So far, only few intervention studies aiming at weight management during pregnancy have been performed (Gray-Donald et al., 2000,Olson et al., 2004,Polley et al., 2002,Kinnunen et al., 2007). Moreover, most of these interventions have focused on how gestational weight gain may be altered through individual counselling combining diet and exercise habits, rather than supervised training. Search on PubMed revealed no randomized controlled trial where the main outcome was to investigate how the effect of supervised structured exercise may reduce the proportion of women gaining more weight than optimal. The aim of the present study is to assess whether a 12-week aerobic exercise program during pregnancy can prevent excessive gestational weight gain.
Method:
Participants This is a single blind randomized controlled trial to evaluate the effects of a structured, supervised aerobic exercise program on weight gain stabilization in primiparous pregnant women. Participants will be recruited via health practitioners (physicians, midwifes), articles and advertisement in the newspapers, official websites for pregnant women, through flyers and word of mouth. The aim is to include 100 women. With power = 0.85 and alfa = 5%, the present study is designed to detect a standardized difference in total weight gain of 0.6. Assuming that the standard deviation of weight gain is 5 kilos, then the actual weight gain has to be ∆= 3 kilos.
Inclusion/exclusion At first contact by phone, the aim and implications of the study are explained and the eligibility criteria are checked. Primiparous women who have not participated in a structured exercise program, including significant amounts of walking for the past six months is eligible for the trial. Other inclusion criteria are ability to read, write and speak Norwegian, and to be within their first 24 weeks of pregnancy. Exclusion criteria is severe heart disease, pregnancy induced hypertension, history of more than two miscarriages, persistent bleeding after week 12 of gestation, poorly controlled thyroid disease, poorly controlled pre-eclampsia and other diseases that could interfere with participation (Artal and O'Toole, 2003). In addition, all women who live to far from the university to be able to attend weekly training groups will be ineligible.
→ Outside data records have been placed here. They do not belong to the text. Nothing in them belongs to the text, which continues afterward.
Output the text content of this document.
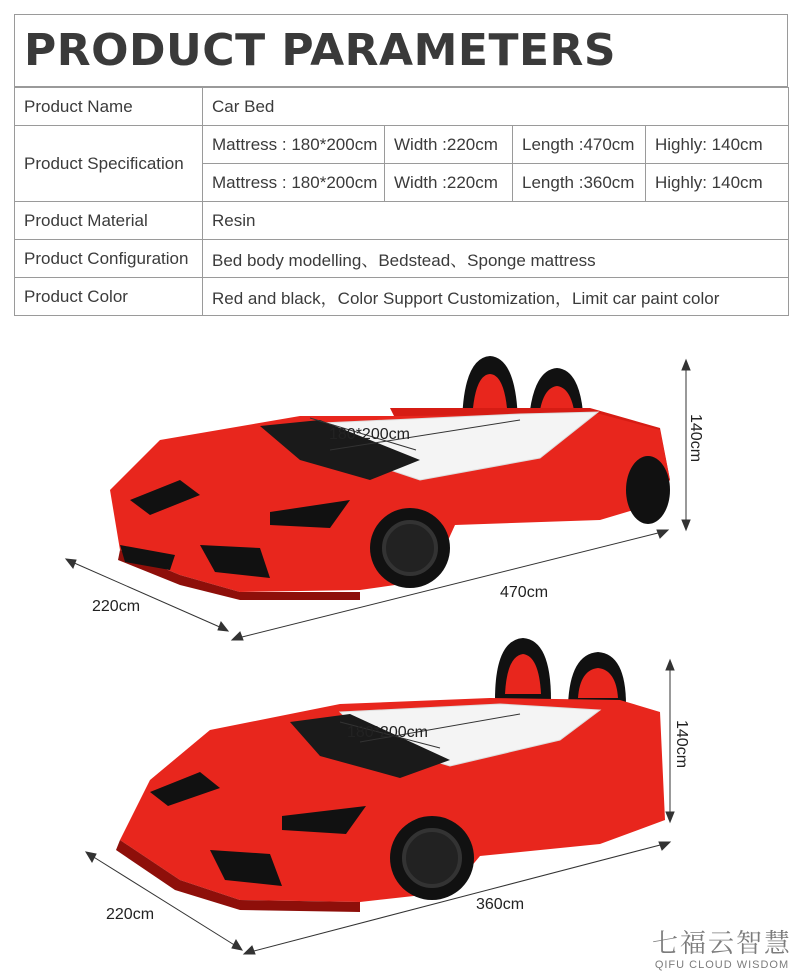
PRODUCT PARAMETERS
Product Name	Car Bed			
Product Specification	Mattress : 180*200cm	Width :220cm	Length :470cm	Highly: 140cm
	Mattress : 180*200cm	Width :220cm	Length :360cm	Highly: 140cm
Product Material	Resin			
Product Configuration	Bed body modelling、Bedstead、Sponge mattress			
Product Color	Red and black，Color Support Customization，Limit car paint color			
180*200cm	140cm
220cm
470cm
180*200cm	140cm
220cm
360cm
七福云智慧
QIFU CLOUD WISDOM
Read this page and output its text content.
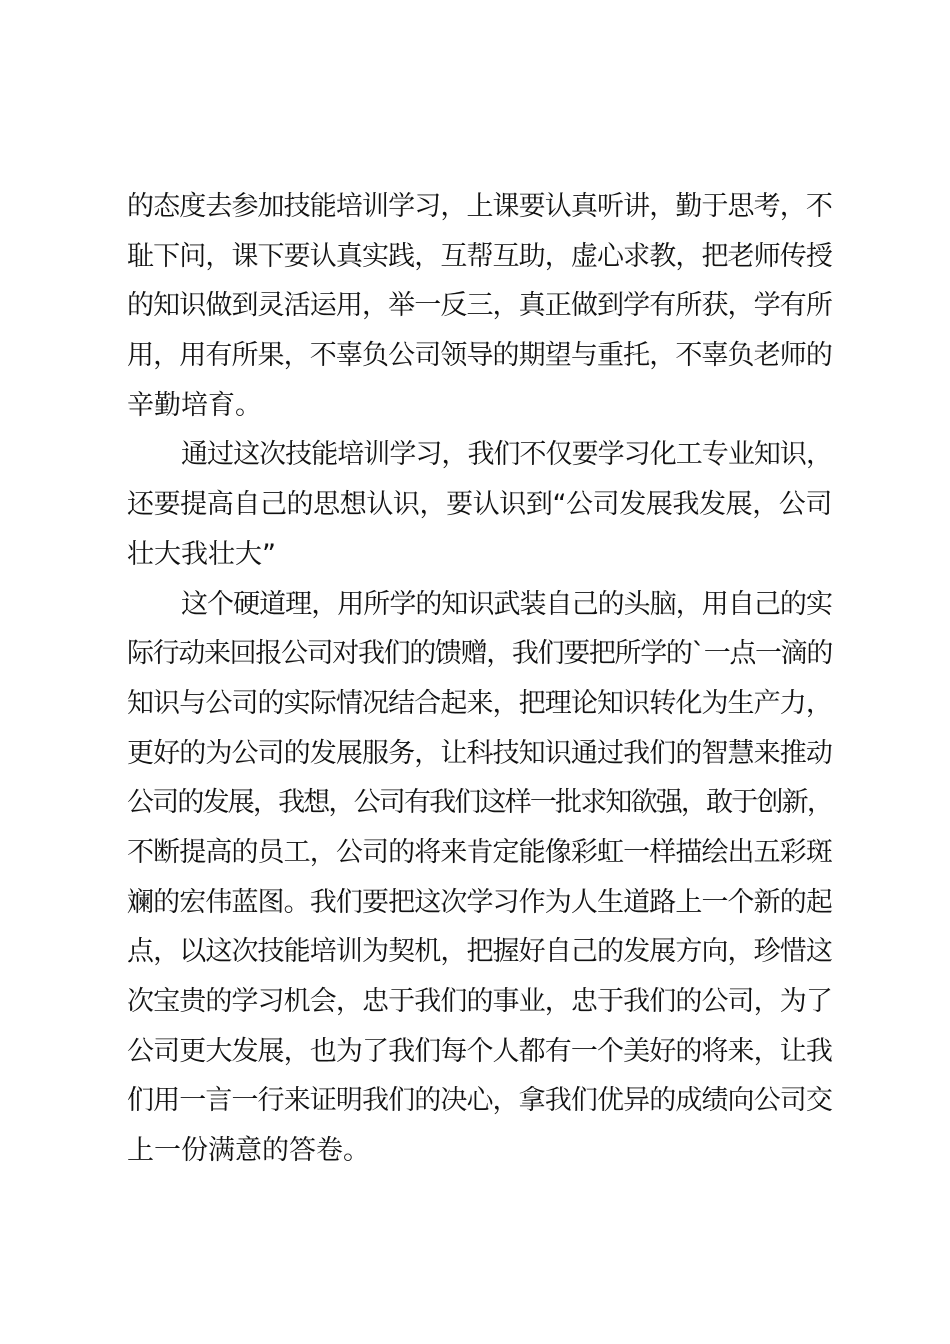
的态度去参加技能培训学习，上课要认真听讲，勤于思考，不
耻下问，课下要认真实践，互帮互助，虚心求教，把老师传授
的知识做到灵活运用，举一反三，真正做到学有所获，学有所
用，用有所果，不辜负公司领导的期望与重托，不辜负老师的
辛勤培育。
通过这次技能培训学习，我们不仅要学习化工专业知识，
还要提高自己的思想认识，要认识到“公司发展我发展，公司
壮大我壮大”
这个硬道理，用所学的知识武装自己的头脑，用自己的实
际行动来回报公司对我们的馈赠，我们要把所学的`一点一滴的
知识与公司的实际情况结合起来，把理论知识转化为生产力，
更好的为公司的发展服务，让科技知识通过我们的智慧来推动
公司的发展，我想，公司有我们这样一批求知欲强，敢于创新，
不断提高的员工，公司的将来肯定能像彩虹一样描绘出五彩斑
斓的宏伟蓝图。我们要把这次学习作为人生道路上一个新的起
点，以这次技能培训为契机，把握好自己的发展方向，珍惜这
次宝贵的学习机会，忠于我们的事业，忠于我们的公司，为了
公司更大发展，也为了我们每个人都有一个美好的将来，让我
们用一言一行来证明我们的决心，拿我们优异的成绩向公司交
上一份满意的答卷。
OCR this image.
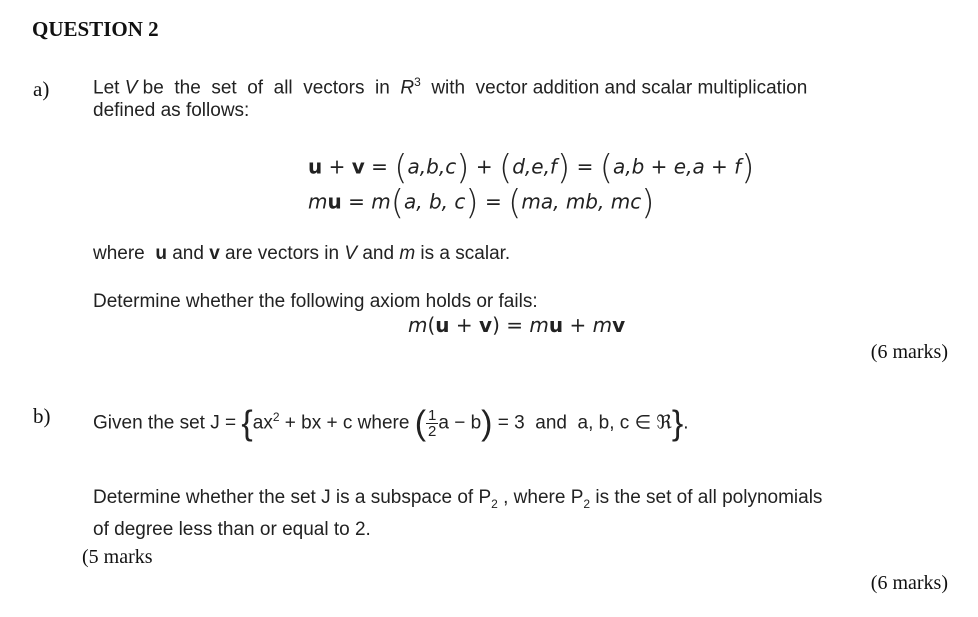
QUESTION 2
a) Let V be  the  set  of  all  vectors  in  $R^3$  with  vector addition and scalar multiplication
defined as follows:
u + v = (a,b,c) + (d,e,f) = (a,b + e,a + f)
mu = m(a, b, c) = (ma, mb, mc)
where  u and v are vectors in V and m is a scalar.
Determine whether the following axiom holds or fails:
m(u + v) = mu + mv
(6 marks)
b) Given the set $J = \{ax^2$ + bx + c where ( $\frac{1}{2}$ a − b) = 3  and  a, b, c ∈ ℜ}.
Determine whether the set J is a subspace of $P_2$ , where $P_2$ is the set of all polynomials
of degree less than or equal to 2.
(5 marks
(6 marks)
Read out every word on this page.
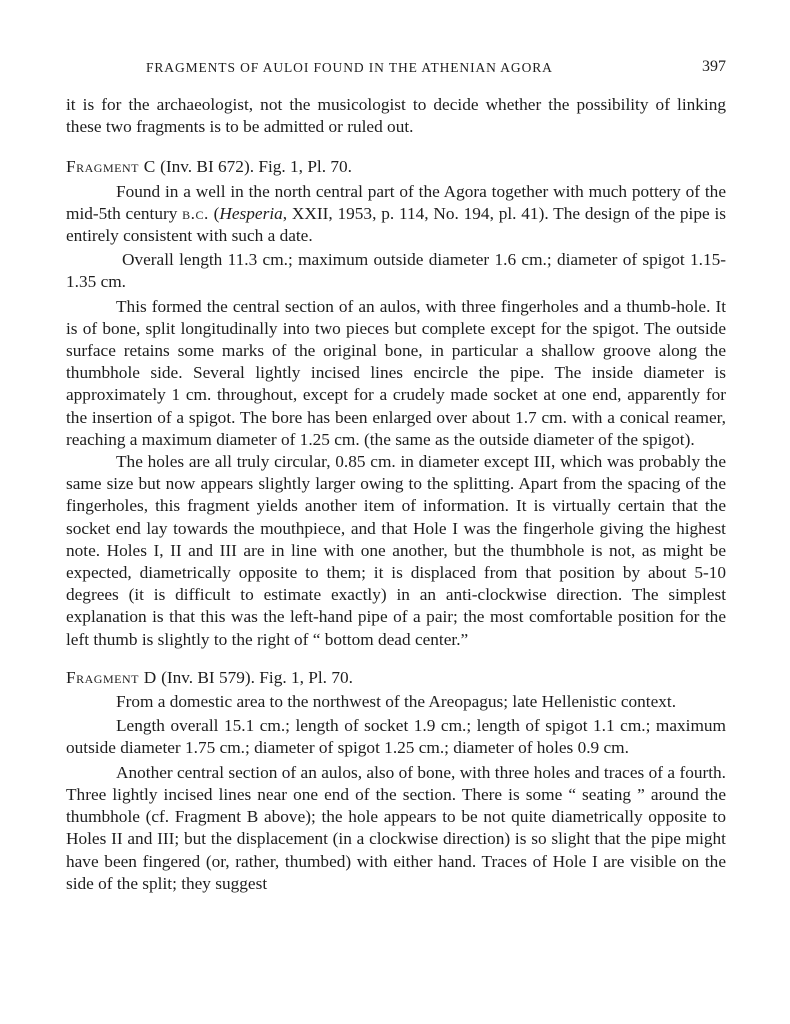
FRAGMENTS OF AULOI FOUND IN THE ATHENIAN AGORA	397

it is for the archaeologist, not the musicologist to decide whether the possibility of linking these two fragments is to be admitted or ruled out.

Fragment C (Inv. BI 672). Fig. 1, Pl. 70.

Found in a well in the north central part of the Agora together with much pottery of the mid-5th century b.c. (Hesperia, XXII, 1953, p. 114, No. 194, pl. 41). The design of the pipe is entirely consistent with such a date.

Overall length 11.3 cm.; maximum outside diameter 1.6 cm.; diameter of spigot 1.15-1.35 cm.

This formed the central section of an aulos, with three fingerholes and a thumb-hole. It is of bone, split longitudinally into two pieces but complete except for the spigot. The outside surface retains some marks of the original bone, in particular a shallow groove along the thumbhole side. Several lightly incised lines encircle the pipe. The inside diameter is approximately 1 cm. throughout, except for a crudely made socket at one end, apparently for the insertion of a spigot. The bore has been enlarged over about 1.7 cm. with a conical reamer, reaching a maximum diameter of 1.25 cm. (the same as the outside diameter of the spigot).

The holes are all truly circular, 0.85 cm. in diameter except III, which was probably the same size but now appears slightly larger owing to the splitting. Apart from the spacing of the fingerholes, this fragment yields another item of information. It is virtually certain that the socket end lay towards the mouthpiece, and that Hole I was the fingerhole giving the highest note. Holes I, II and III are in line with one another, but the thumbhole is not, as might be expected, diametrically opposite to them; it is displaced from that position by about 5-10 degrees (it is difficult to estimate exactly) in an anti-clockwise direction. The simplest explanation is that this was the left-hand pipe of a pair; the most comfortable position for the left thumb is slightly to the right of “ bottom dead center.”

Fragment D (Inv. BI 579). Fig. 1, Pl. 70.

From a domestic area to the northwest of the Areopagus; late Hellenistic context.

Length overall 15.1 cm.; length of socket 1.9 cm.; length of spigot 1.1 cm.; maximum outside diameter 1.75 cm.; diameter of spigot 1.25 cm.; diameter of holes 0.9 cm.

Another central section of an aulos, also of bone, with three holes and traces of a fourth. Three lightly incised lines near one end of the section. There is some “ seating ” around the thumbhole (cf. Fragment B above); the hole appears to be not quite diametrically opposite to Holes II and III; but the displacement (in a clockwise direction) is so slight that the pipe might have been fingered (or, rather, thumbed) with either hand. Traces of Hole I are visible on the side of the split; they suggest
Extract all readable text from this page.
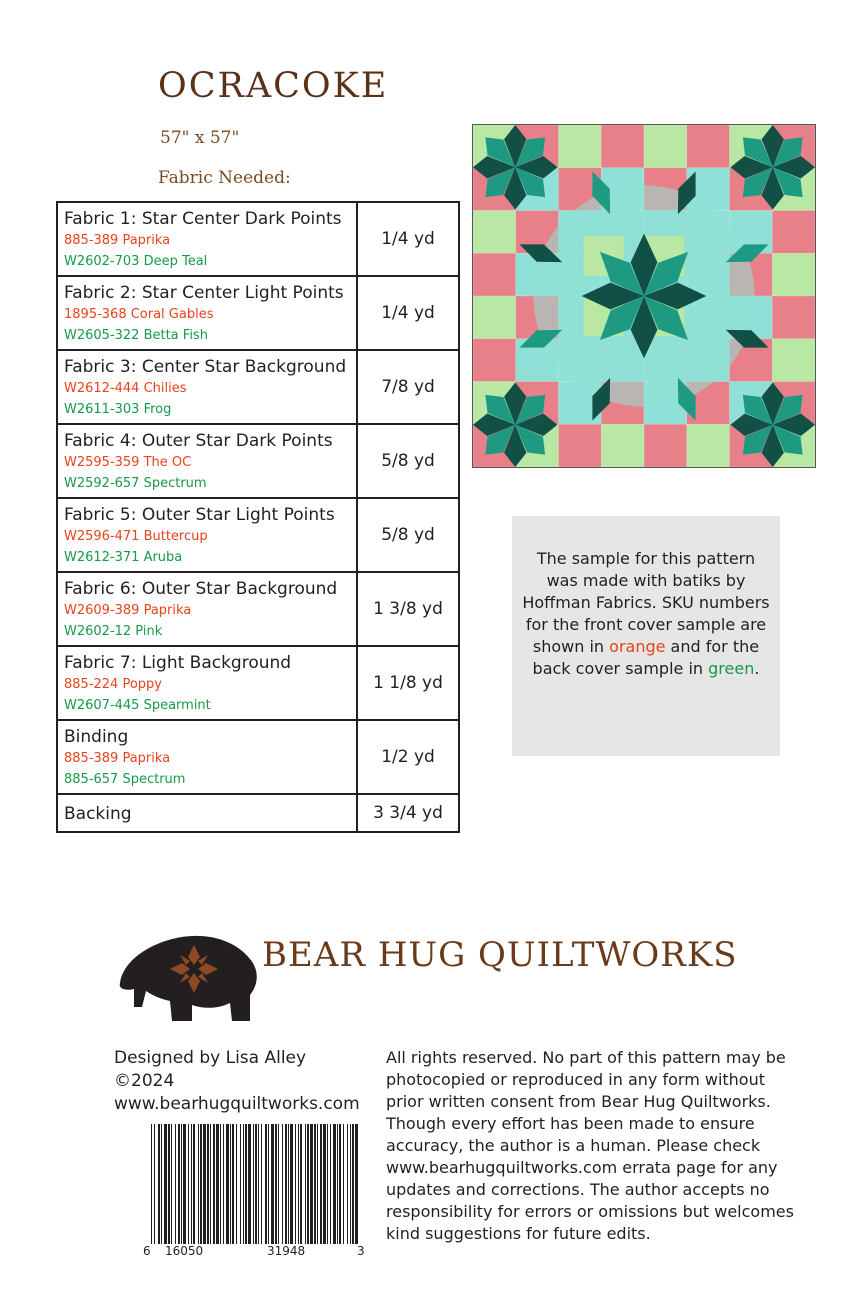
OCRACOKE
57" x 57"
Fabric Needed:
Fabric 1: Star Center Dark Points
885-389 Paprika
W2602-703 Deep Teal	1/4 yd

Fabric 2: Star Center Light Points
1895-368 Coral Gables
W2605-322 Betta Fish	1/4 yd

Fabric 3: Center Star Background
W2612-444 Chilies
W2611-303 Frog	7/8 yd

Fabric 4: Outer Star Dark Points
W2595-359 The OC
W2592-657 Spectrum	5/8 yd

Fabric 5: Outer Star Light Points
W2596-471 Buttercup
W2612-371 Aruba	5/8 yd

Fabric 6: Outer Star Background
W2609-389 Paprika
W2602-12 Pink	1 3/8 yd

Fabric 7: Light Background
885-224 Poppy
W2607-445 Spearmint	1 1/8 yd

Binding
885-389 Paprika
885-657 Spectrum	1/2 yd

Backing	3 3/4 yd
The sample for this pattern was made with batiks by Hoffman Fabrics. SKU numbers for the front cover sample are shown in orange and for the back cover sample in green.
BEAR HUG QUILTWORKS
Designed by Lisa Alley
©2024
www.bearhugquiltworks.com
6 16050	31948	3
All rights reserved. No part of this pattern may be photocopied or reproduced in any form without prior written consent from Bear Hug Quiltworks. Though every effort has been made to ensure accuracy, the author is a human. Please check www.bearhugquiltworks.com errata page for any updates and corrections. The author accepts no responsibility for errors or omissions but welcomes kind suggestions for future edits.
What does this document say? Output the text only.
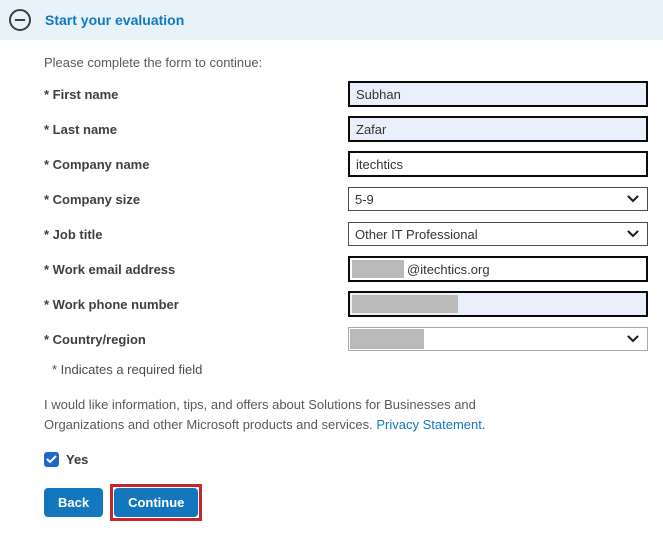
Start your evaluation
Please complete the form to continue:
* First name
Subhan
* Last name
Zafar
* Company name
itechtics
* Company size	5-9
* Job title	Other IT Professional
* Work email address	@itechtics.org
* Work phone number
* Country/region
* Indicates a required field
I would like information, tips, and offers about Solutions for Businesses and Organizations and other Microsoft products and services. Privacy Statement.
Yes
Back	Continue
Procedure and outcome measures Interested women eligible for the present study will be invited to a pre-test including interview and assessments at the university. All visits are accomplished during daytime and at normal working hours. The women are examined three times during the study period. The first visit is between 12 and 24 weeks of gestation, the second at week 36-38 and the last 8-12 week after delivery. Each visit lasts about 60-75 minutes. There is no induction to the exercise program before gestation week 12.
At the first appointment, the principal investigator (LH) completes an initial interview and health screening with all participants. The requirements of the study are explained and possible contraindications for exercise are identified again. Data from the Pregnancy Health Card is registered. The baseline questionnaire covers demographic information (e.g. age, pregnancy week, smoking habits, education, occupation), assessment of daily life physical activity and sedentary behaviour (at work, in transportation and household). In addition, there is registration of pregnancy complications (e.g. pelvic girdle and low back pain, urinary incontinence, high blood pressure, pre-eclampsia, vomiting, fatigue). The second questionnaire is self administrated and includes questions about perceived quality of life and health status the last four weeks. Finally, the women's pre-pregnancy weight is registered and hight and weight is measured using a digital beam scale. Anthropometric estimation of maternal body composition is assessed by Holtain caliper, measuring left side skinfold thickness of the triceps, abdomen and thigh. Each measurement is done twice and held for 5-10 seconds. A mean value of the two is computed. If the two skinfold assessments differ more than 2mm, the skinfold is measured a third time and the mean of the three values are calculated.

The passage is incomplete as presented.